Grouper2 does like Mr. Ed suggests and goes straight to the source, i.e. SYSVOL.
This means you don’t have the horrible dependency on Get-GPOReport (hooray!) but it also means that it has to do a bunch of parsing of different file formats and so on (booo!).
Other cool new features:
- better file permission checks that don’t involve writing to disk.
- doesn’t miss those GPP passwords that Grouper 1 did.
- HTML output option so you can preserve those sexy console colors and take them with you.
- aim Grouper2 at an offline copy of SYSVOL if you want.
- it’s multithreaded!
- a bunch of other great stuff but it’s late and I’m tired.
Also, it’s written in C# instead of PowerShell.
Download
Use
Literally, just run the EXE on a domain-joined machine in the context of a domain user, and magic JSON candy will fall out.
If the JSON burns your eyes, add -g to make it really pretty.

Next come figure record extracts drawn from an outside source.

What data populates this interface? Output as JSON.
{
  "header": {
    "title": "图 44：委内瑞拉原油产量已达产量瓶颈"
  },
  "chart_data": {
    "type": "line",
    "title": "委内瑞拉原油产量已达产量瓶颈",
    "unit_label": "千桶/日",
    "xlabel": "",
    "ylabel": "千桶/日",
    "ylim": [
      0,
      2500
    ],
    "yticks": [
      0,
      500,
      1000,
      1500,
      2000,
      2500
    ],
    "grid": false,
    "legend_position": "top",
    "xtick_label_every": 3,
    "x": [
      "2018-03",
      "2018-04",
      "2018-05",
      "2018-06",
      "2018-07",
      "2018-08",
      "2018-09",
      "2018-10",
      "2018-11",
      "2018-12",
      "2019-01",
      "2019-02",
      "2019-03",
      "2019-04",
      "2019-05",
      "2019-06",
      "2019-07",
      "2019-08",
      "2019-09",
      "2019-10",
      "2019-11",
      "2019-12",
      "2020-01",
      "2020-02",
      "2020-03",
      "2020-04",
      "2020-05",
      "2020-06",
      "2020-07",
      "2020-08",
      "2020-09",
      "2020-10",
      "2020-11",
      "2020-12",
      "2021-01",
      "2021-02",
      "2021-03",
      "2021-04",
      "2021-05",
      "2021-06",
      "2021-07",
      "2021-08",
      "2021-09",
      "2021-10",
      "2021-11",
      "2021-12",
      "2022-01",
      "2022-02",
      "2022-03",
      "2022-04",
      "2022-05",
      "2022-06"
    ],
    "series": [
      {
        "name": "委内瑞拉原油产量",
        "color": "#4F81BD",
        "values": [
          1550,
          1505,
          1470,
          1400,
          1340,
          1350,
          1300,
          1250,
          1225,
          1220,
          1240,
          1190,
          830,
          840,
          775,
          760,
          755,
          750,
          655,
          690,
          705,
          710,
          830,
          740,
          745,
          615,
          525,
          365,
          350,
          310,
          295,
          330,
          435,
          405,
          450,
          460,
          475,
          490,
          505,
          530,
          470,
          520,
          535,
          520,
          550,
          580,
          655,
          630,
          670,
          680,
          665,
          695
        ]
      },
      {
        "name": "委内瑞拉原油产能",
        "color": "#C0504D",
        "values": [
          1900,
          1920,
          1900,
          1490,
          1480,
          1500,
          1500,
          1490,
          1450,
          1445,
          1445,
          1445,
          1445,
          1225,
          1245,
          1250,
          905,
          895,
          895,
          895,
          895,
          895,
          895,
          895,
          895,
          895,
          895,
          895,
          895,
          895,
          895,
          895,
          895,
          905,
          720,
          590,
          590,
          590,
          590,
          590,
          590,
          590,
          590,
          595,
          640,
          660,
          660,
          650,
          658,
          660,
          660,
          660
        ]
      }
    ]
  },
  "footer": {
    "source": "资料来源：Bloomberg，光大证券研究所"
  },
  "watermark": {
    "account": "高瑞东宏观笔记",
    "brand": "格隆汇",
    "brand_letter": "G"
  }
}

If you love the prettiness so much you wanna take it with you, do -f “$FILEPATH.html” to puke the candy into an HTML file.
If there’s too much candy and you want to limit output to only the tastiest morsels, set the ‘interest level’ with -i $INT, the bigger the number the tastier the candy, e.g. -i 10 will only give you stuff that will probably result in creds or shells.
If you don’t want to dig around in old policy and want to limit yourself to only current stuff, do -c.
If you want the candy to fall out faster, you can set the number of threads with -t $INT – the default is 10.
If you want to see the other options, do -h.